Question

One method for producing hydrogen is to react coke (mostly solid carbon) with steam to make syngas, a mixture of CO and hydrogen

C(s) + H₂O(g) ⇌ CO(g) + H₂(g)     K_p = 0.45 at 900 K     ΔH = +131 kJ

What is the partial pressure of CO at equilibrium when 9.59 atm of H₂O(g) is heated with excess C(s) at 900 K?

After equilibrium is reached, CO(g) is added.

In which direction will the reaction shift?

Will the equilibrium constant, K, increase or decrease?

Answer 1

Answer – We are given, reaction –

C(s) + H₂O(g) <-----> CO(g) + H₂(g)     K_p = 0.45 at 900 K

P of H₂O = 9.59 atm , excess of C(s) , so we need to put ICE chart first

     C(s) + H₂O(g) <-----> CO(g) + H₂(g)

I              9.59                   0             0

C                -x                   +x           +x

E             9.59-x               +x           +x

We know the , Kp expression for this one

Kp = P(CO) * P(H₂) / P(H₂O)

0.45 = x * x / (9.59-x)

0.45 (9.59-x) = x²

4.32 -0.45x =x²

So, x²+0.45x -4.32 = 0

Using the quadratic equation

x = 1.865

so, at the equilibrium the P of CO = x = 1.865 atm .

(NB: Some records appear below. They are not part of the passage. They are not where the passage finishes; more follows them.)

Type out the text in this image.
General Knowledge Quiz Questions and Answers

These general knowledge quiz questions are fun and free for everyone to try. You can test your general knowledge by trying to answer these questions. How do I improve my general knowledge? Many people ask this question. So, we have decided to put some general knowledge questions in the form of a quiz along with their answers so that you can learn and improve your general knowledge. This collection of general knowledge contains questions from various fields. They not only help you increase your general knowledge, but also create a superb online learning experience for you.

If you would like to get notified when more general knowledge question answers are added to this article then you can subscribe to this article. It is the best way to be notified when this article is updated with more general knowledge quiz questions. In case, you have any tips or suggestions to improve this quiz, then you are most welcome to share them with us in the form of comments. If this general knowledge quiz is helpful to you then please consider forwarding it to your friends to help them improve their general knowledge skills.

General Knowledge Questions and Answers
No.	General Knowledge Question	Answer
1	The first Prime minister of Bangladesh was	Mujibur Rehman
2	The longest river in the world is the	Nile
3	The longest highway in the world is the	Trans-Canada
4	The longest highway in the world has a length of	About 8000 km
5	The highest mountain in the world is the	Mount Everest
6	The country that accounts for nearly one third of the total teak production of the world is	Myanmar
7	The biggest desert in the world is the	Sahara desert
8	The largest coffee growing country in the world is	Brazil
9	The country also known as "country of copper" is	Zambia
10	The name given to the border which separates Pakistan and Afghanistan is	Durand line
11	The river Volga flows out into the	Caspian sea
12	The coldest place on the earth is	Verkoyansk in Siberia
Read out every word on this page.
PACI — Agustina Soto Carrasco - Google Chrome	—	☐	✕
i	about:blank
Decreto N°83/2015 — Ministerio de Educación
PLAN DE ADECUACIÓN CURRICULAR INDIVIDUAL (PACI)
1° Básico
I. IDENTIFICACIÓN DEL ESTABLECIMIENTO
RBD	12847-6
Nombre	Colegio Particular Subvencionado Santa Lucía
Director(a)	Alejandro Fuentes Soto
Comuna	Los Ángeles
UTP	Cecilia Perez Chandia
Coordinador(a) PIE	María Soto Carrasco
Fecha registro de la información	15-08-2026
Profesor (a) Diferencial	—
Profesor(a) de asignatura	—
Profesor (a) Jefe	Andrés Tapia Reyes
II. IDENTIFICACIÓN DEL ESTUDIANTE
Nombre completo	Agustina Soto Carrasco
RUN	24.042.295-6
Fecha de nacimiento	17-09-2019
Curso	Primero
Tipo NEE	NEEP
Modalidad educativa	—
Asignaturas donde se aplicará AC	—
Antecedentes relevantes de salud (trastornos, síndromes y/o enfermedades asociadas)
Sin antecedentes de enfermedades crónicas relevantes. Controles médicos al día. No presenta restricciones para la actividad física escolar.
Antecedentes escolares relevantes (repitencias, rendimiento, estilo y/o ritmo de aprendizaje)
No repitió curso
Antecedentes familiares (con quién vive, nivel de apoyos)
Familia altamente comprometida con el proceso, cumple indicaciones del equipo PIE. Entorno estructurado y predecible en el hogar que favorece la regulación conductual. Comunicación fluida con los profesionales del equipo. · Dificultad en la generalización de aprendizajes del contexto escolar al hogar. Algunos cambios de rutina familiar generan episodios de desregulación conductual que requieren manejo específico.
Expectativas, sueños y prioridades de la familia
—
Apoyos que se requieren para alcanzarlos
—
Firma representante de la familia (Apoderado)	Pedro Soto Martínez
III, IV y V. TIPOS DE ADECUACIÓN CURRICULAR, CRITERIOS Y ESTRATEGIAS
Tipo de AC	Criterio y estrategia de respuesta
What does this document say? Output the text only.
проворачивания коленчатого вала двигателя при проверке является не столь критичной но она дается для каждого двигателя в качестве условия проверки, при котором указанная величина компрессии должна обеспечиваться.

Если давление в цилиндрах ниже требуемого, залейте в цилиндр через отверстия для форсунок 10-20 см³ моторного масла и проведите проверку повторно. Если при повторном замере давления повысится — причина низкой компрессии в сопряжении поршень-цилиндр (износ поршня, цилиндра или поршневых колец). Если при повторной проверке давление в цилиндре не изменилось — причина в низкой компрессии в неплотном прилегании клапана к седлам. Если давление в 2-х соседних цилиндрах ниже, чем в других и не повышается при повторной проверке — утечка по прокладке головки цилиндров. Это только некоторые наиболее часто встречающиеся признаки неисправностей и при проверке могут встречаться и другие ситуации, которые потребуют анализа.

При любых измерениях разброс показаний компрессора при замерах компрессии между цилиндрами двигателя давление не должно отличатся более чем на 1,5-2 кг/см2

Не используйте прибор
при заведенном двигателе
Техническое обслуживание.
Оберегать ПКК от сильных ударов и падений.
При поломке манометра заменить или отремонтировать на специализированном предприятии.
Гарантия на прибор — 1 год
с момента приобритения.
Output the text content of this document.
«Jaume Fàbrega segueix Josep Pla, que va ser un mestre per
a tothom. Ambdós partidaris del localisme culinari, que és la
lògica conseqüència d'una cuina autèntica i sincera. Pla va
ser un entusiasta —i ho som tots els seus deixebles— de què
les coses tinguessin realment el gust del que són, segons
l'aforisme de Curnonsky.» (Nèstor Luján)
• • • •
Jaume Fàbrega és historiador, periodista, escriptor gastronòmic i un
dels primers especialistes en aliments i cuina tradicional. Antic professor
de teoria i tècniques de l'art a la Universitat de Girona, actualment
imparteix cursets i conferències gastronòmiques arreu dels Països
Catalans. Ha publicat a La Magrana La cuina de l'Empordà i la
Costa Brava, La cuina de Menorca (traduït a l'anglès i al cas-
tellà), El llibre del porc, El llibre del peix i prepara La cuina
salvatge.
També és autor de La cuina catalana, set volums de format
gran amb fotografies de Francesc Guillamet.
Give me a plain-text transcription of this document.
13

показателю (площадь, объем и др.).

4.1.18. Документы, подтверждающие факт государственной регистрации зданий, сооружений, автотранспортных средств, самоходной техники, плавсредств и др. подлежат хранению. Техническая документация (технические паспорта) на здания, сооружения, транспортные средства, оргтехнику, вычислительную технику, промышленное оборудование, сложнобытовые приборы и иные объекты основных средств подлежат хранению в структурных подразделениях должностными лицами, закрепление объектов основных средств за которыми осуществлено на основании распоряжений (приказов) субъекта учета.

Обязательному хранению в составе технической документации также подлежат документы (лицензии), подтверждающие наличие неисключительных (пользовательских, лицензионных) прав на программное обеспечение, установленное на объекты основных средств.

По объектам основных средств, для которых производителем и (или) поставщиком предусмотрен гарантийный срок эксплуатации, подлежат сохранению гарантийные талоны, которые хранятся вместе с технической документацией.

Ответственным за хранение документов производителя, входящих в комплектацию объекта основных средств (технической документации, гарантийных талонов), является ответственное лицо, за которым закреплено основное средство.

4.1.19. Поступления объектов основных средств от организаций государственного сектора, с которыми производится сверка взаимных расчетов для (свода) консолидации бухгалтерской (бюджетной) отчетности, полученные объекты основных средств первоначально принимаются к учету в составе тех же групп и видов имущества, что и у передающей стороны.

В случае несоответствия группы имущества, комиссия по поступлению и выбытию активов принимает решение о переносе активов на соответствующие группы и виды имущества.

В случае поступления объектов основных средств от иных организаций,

After the equilibrium when we added the CO(g) is added then according to Le Chatelier's Principle there is equilibrium with shift towards opposite side, means when we CO(g) is added then the equilibrium will shift towards the reactant side, means left side.

As the reaction gets reversed due to CO(g) is added at equilibrium there is equilibrium constant also gets inverse. So the new equilibrium is Kp^’ = 1/ 0.45 = 2.22

So the equilibrium constant K gets increase